Superficially, I really dislike the whole "Creative Future" thing. It feels about on par with "Ministry of Peace" for accuracy.

I'm with the idea of scrapping the introduction of yet more local services. That's another visceral reaction coming from the same place that causes me to rank global news stories higher up our news pages than national.

I think we are veering too far in the direction of giving people what they want instead of what they need (and might find they quite enjoy). Inform, educate, entertain - we need to be doing more of the first two, by stealth if necessary, because nobody else is guaranteed to, whereas anyone can show videos of grannies falling over or celebrities failing to cook/dance/be funny. Your auntie isn't always your best, coolest friend, but she still has a purpose.

Then again, if I was in charge, we would already be running my little brainchildren, advert-length snippets explaining things like the Highway Code and how to use an apostrophe correctly. These would easily replace one of the about five or six self-promotion slots you seem to get in between prime-time programmes, particularly on Three.

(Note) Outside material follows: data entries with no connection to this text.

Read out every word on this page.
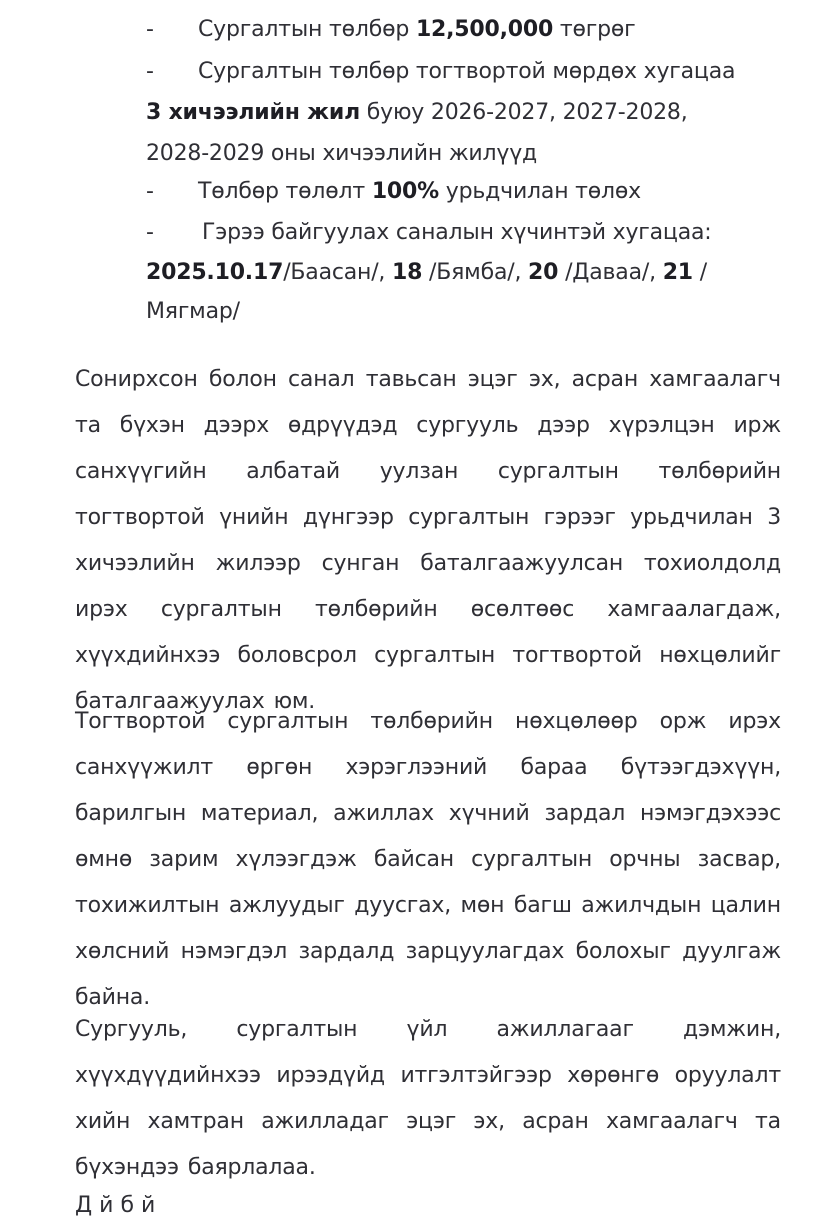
- Сургалтын төлбөр 12,500,000 төгрөг
- Сургалтын төлбөр тогтвортой мөрдөх хугацаа
3 хичээлийн жил буюу 2026-2027, 2027-2028,
2028-2029 оны хичээлийн жилүүд
- Төлбөр төлөлт 100% урьдчилан төлөх
- Гэрээ байгуулах саналын хүчинтэй хугацаа:
2025.10.17/Баасан/, 18 /Бямба/, 20 /Даваа/, 21 /
Мягмар/
Сонирхсон болон санал тавьсан эцэг эх, асран хамгаалагч
та бүхэн дээрх өдрүүдэд сургууль дээр хүрэлцэн ирж
санхүүгийн албатай уулзан сургалтын төлбөрийн
тогтвортой үнийн дүнгээр сургалтын гэрээг урьдчилан 3
хичээлийн жилээр сунган баталгаажуулсан тохиолдолд
ирэх сургалтын төлбөрийн өсөлтөөс хамгаалагдаж,
хүүхдийнхээ боловсрол сургалтын тогтвортой нөхцөлийг
баталгаажуулах юм.
Тогтвортой сургалтын төлбөрийн нөхцөлөөр орж ирэх
санхүүжилт өргөн хэрэглээний бараа бүтээгдэхүүн,
барилгын материал, ажиллах хүчний зардал нэмэгдэхээс
өмнө зарим хүлээгдэж байсан сургалтын орчны засвар,
тохижилтын ажлуудыг дуусгах, мөн багш ажилчдын цалин
хөлсний нэмэгдэл зардалд зарцуулагдах болохыг дуулгаж
байна.
Сургууль, сургалтын үйл ажиллагааг дэмжин,
хүүхдүүдийнхээ ирээдүйд итгэлтэйгээр хөрөнгө оруулалт
хийн хамтран ажилладаг эцэг эх, асран хамгаалагч та
бүхэндээ баярлалаа.
Д й б й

Honestly, those things are verging on being as annoying as adverts. Idents are fine, even if I suspect too much money is being spent on persuading hippos to swim in circles. But internal plugging is still advertising and should be done with a sane limit. Don't get me ranting about the way they squash credits to one side and talk over them in order to insert yet more plugs...


Oh, and because BBC.com users "unequivocally" believed advertising would reduce their trust in the BBC brand (The Guardian), naturally the BBC's global website is to carry ads.

Bear in mind that no method of determining where someone is browsing from is completely accurate. People in the UK, people who pay the licence fee, will see adverts - never mind when the same people go on holiday.


I'm prone to feeling like a geek-lite and generally a bit of a fraud in my junior web-assistanty job, so a former colleague, now elsewhere in the department, saying "I don't think you'll go - you're too valuable to the team" was nice.


Astérix - interview with Uderzo.


'World's smallest radio' unveiled


The WEP wireless security system is 'broken'. This is known. I've heard from a few security geeks who all say the same thing: use WPA, WPA-2 if possible, and when something better comes along, use that.


Chester's (cool, Roman-era) walls are falling to bits onoes!